Но… Тогда Мстиша никогда больше не увидит зеленые сполохи в медовых глазах, не почувствует прикосновения сильных рук, для которых не было ничего невозможного, не услышит низкого грудного голоса, обещающего надежность и спокойствие, не вдохнет родного запаха. Ей больше никогда не очутиться в крепких объятиях, не замереть от биения родного сердца.
Разум говорил, что нужно бежать, но разве когда-то Мстиша прислушивалась к нему? Ее сердце кричало громче и сильнее.
– Я хочу остаться с тобой, кем бы ты ни был, – твердо выговорила она, глядя в очи Ратмира. – Я люблю тебя таким, какой ты есть.
Но, вопреки ожиданиям, Мстислава не увидела на лице княжича облегчения. Он продолжал пристально смотреть на нее, и она знала, что слова не убедили его.
– Нелюб, – позвала Мстиша и тут же поправилась, произнеся негромко, пробуя каждую букву на вкус: – Ратмир. – Совсем недавно Мстислава ненавидела это имя, казавшееся грубым и злым, но теперь ей нравились его короткая резкость, его законченность и скупая строгость. – Не сомневайся во мне. – Она сжала пальцы Ратмира, что продолжали бережно держать ее ладонь.
– Я не сомневаюсь в твоей искренности. Ты веришь в то, что говоришь. Но ты сама до конца не понимаешь, какая жизнь ждет тебя со мной.
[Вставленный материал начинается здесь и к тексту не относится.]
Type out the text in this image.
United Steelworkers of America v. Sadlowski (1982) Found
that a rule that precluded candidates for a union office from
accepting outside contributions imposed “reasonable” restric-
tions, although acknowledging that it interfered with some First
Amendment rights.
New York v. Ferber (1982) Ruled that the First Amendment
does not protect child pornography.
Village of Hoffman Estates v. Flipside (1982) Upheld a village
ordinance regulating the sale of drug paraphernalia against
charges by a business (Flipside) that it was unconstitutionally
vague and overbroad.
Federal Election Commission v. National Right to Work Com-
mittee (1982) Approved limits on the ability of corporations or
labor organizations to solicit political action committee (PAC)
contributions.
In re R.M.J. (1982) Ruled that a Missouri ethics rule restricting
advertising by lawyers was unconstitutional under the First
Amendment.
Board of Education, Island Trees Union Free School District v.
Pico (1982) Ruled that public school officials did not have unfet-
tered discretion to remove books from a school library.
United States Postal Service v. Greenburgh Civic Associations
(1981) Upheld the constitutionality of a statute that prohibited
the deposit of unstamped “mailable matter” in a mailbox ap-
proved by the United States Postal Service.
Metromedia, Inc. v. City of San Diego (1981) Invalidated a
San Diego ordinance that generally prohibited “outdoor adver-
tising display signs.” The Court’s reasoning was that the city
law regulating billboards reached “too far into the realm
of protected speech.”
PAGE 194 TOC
С таким, как я.
– Наша жизнь не будет одним только медом, но я хочу быть с тобой. Помогать тебе. Быть опорой, когда потребуется.
Мстислава протянула свободную руку и погладила Ратмира по волосам. Великая Пряха, как давно она мечтала об этом! Ее движения были поначалу робкими, но княжич прикрыл глаза, и, осмелев, Мстиша пропустила пальцы сквозь густые блестящие пряди, любуясь переливами света в вороных волнах.
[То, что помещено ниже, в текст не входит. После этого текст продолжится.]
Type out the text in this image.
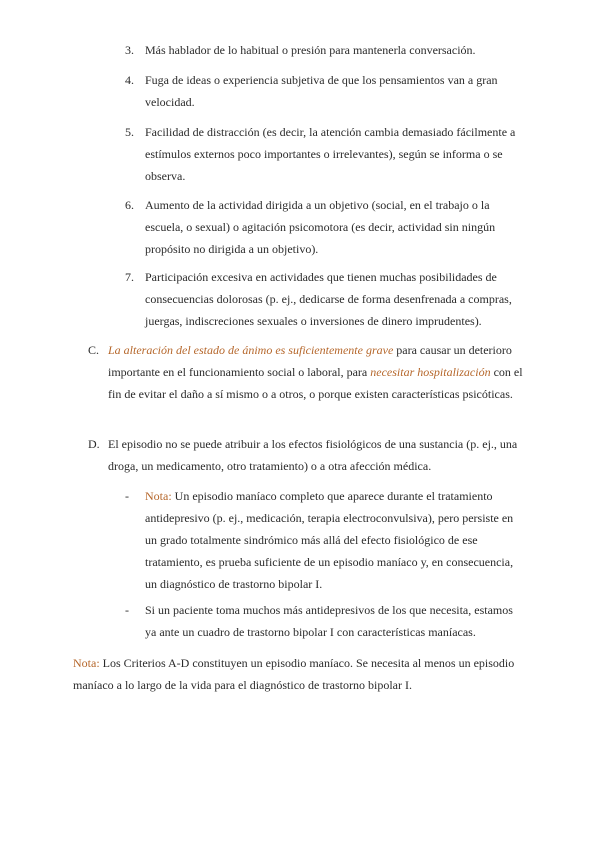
3. Más hablador de lo habitual o presión para mantenerla conversación.
4. Fuga de ideas o experiencia subjetiva de que los pensamientos van a gran velocidad.
5. Facilidad de distracción (es decir, la atención cambia demasiado fácilmente a estímulos externos poco importantes o irrelevantes), según se informa o se observa.
6. Aumento de la actividad dirigida a un objetivo (social, en el trabajo o la escuela, o sexual) o agitación psicomotora (es decir, actividad sin ningún propósito no dirigida a un objetivo).
7. Participación excesiva en actividades que tienen muchas posibilidades de consecuencias dolorosas (p. ej., dedicarse de forma desenfrenada a compras, juergas, indiscreciones sexuales o inversiones de dinero imprudentes).
C. La alteración del estado de ánimo es suficientemente grave para causar un deterioro importante en el funcionamiento social o laboral, para necesitar hospitalización con el fin de evitar el daño a sí mismo o a otros, o porque existen características psicóticas.
D. El episodio no se puede atribuir a los efectos fisiológicos de una sustancia (p. ej., una droga, un medicamento, otro tratamiento) o a otra afección médica.
- Nota: Un episodio maníaco completo que aparece durante el tratamiento antidepresivo (p. ej., medicación, terapia electroconvulsiva), pero persiste en un grado totalmente sindrómico más allá del efecto fisiológico de ese tratamiento, es prueba suficiente de un episodio maníaco y, en consecuencia, un diagnóstico de trastorno bipolar I.
- Si un paciente toma muchos más antidepresivos de los que necesita, estamos ya ante un cuadro de trastorno bipolar I con características maníacas.
Nota: Los Criterios A-D constituyen un episodio maníaco. Se necesita al menos un episodio maníaco a lo largo de la vida para el diagnóstico de trastorno bipolar I.
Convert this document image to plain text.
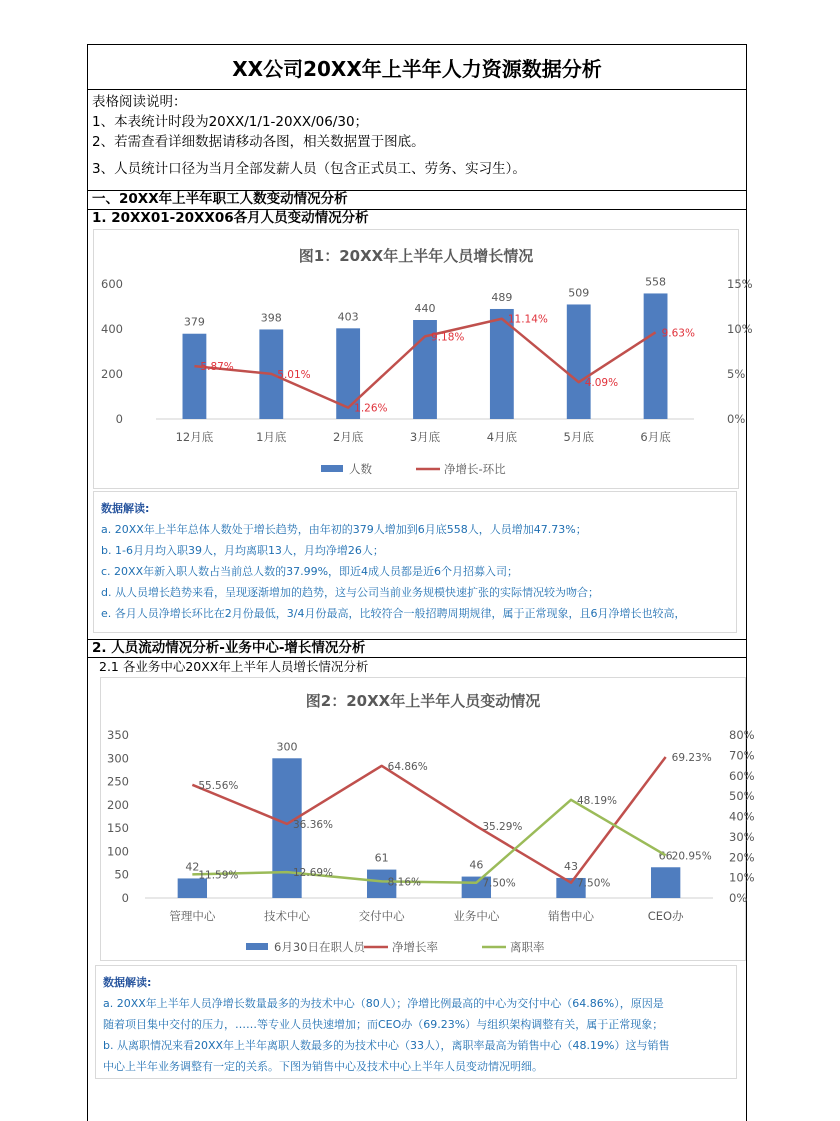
XX公司20XX年上半年人力资源数据分析
表格阅读说明：
1、本表统计时段为20XX/1/1-20XX/06/30；
2、若需查看详细数据请移动各图，相关数据置于图底。
3、人员统计口径为当月全部发薪人员（包含正式员工、劳务、实习生）。
一、20XX年上半年职工人数变动情况分析
1. 20XX01-20XX06各月人员变动情况分析
图1：20XX年上半年人员增长情况
0
200
400
600
0%
5%
10%
15%
12月底	1月底	2月底	3月底	4月底	5月底	6月底
379	398	403
440
489	509
558
5.87%
5.01%
1.26%
9.18%
11.14%
4.09%
9.63%
人数	净增长-环比
数据解读:
a. 20XX年上半年总体人数处于增长趋势，由年初的379人增加到6月底558人，人员增加47.73%；
b. 1-6月月均入职39人，月均离职13人，月均净增26人；
c. 20XX年新入职人数占当前总人数的37.99%，即近4成人员都是近6个月招募入司；
d. 从人员增长趋势来看，呈现逐渐增加的趋势，这与公司当前业务规模快速扩张的实际情况较为吻合；
e. 各月人员净增长环比在2月份最低，3/4月份最高，比较符合一般招聘周期规律，属于正常现象，且6月净增长也较高，
2. 人员流动情况分析-业务中心-增长情况分析
2.1 各业务中心20XX年上半年人员增长情况分析
图2：20XX年上半年人员变动情况
0
50
100
150
200
250
300
350
0%
10%
20%
30%
40%
50%
60%
70%
80%
管理中心	技术中心	交付中心	业务中心	销售中心	CEO办
42
300
61
46	43
66
55.56%
36.36%
64.86%
35.29%
7.50%
69.23%
11.59%	12.69%
8.16%	7.50%
48.19%
20.95%
6月30日在职人员 净增长率	离职率
数据解读:
a. 20XX年上半年人员净增长数量最多的为技术中心（80人）；净增比例最高的中心为交付中心（64.86%），原因是
随着项目集中交付的压力，……等专业人员快速增加；而CEO办（69.23%）与组织架构调整有关，属于正常现象；
b. 从离职情况来看20XX年上半年离职人数最多的为技术中心（33人），离职率最高为销售中心（48.19%）这与销售
中心上半年业务调整有一定的关系。下图为销售中心及技术中心上半年人员变动情况明细。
Но миг блаженства был недолгим. С тихим стоном сожаления Ратмир разомкнул веки и осторожно отстранил от себя Мстишину руку.
– У тебя будет время. Пока идут приготовления к свадьбе, знай: ты вольна отказаться. Я пойму, даже если ты решишь отозвать помолвку ночью накануне. Никто не посмеет тебя осудить.
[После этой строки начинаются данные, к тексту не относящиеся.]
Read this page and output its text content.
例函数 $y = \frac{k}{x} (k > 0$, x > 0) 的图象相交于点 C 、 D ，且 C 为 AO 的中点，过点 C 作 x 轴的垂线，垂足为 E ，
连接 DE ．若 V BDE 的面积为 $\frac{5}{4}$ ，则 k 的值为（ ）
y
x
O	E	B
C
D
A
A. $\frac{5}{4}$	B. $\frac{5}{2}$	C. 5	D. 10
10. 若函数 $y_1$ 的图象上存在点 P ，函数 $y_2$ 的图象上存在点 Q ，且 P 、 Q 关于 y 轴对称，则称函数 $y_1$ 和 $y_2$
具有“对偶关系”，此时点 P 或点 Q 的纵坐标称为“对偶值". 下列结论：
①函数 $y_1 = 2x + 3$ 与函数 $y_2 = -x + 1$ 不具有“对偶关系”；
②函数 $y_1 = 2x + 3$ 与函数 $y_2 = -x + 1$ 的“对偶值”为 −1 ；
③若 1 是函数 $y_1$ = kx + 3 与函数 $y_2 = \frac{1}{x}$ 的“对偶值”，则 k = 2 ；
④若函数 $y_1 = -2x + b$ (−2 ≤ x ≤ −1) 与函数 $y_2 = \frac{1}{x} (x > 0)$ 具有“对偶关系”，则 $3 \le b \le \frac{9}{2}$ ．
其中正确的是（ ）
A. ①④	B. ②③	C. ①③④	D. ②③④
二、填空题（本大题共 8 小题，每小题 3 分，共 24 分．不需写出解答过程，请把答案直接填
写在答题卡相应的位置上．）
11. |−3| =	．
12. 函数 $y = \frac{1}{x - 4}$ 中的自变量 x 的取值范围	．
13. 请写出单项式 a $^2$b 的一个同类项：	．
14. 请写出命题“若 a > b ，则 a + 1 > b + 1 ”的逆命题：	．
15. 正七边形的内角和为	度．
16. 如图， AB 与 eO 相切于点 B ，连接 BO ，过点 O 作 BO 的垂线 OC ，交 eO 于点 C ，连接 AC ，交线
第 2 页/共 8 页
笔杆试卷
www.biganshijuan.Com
Мстислава коротко улыбнулась сквозь раздражение. Он не верил ей, и виновата в этом была лишь сама Мстиша. Что ж, значит, не оставалось ничего иного, как день за днем доказывать свою преданность не словами, а делом.
– Вот и добро, – кивнула она. – А теперь я хочу поклониться князю и княгине.
Желание Мстиши было выполнено, и она наконец познакомилась с будущими свекром и свекровью. Княжне приходилось только гадать, как Ратмир успокоил родителей, потому что приняли ее гораздо благосклоннее, чем она могла на то рассчитывать. Конечно, Мстислава превзошла саму себя в любезности, но чувствовала, что здесь не обошлось без помощи ее жениха.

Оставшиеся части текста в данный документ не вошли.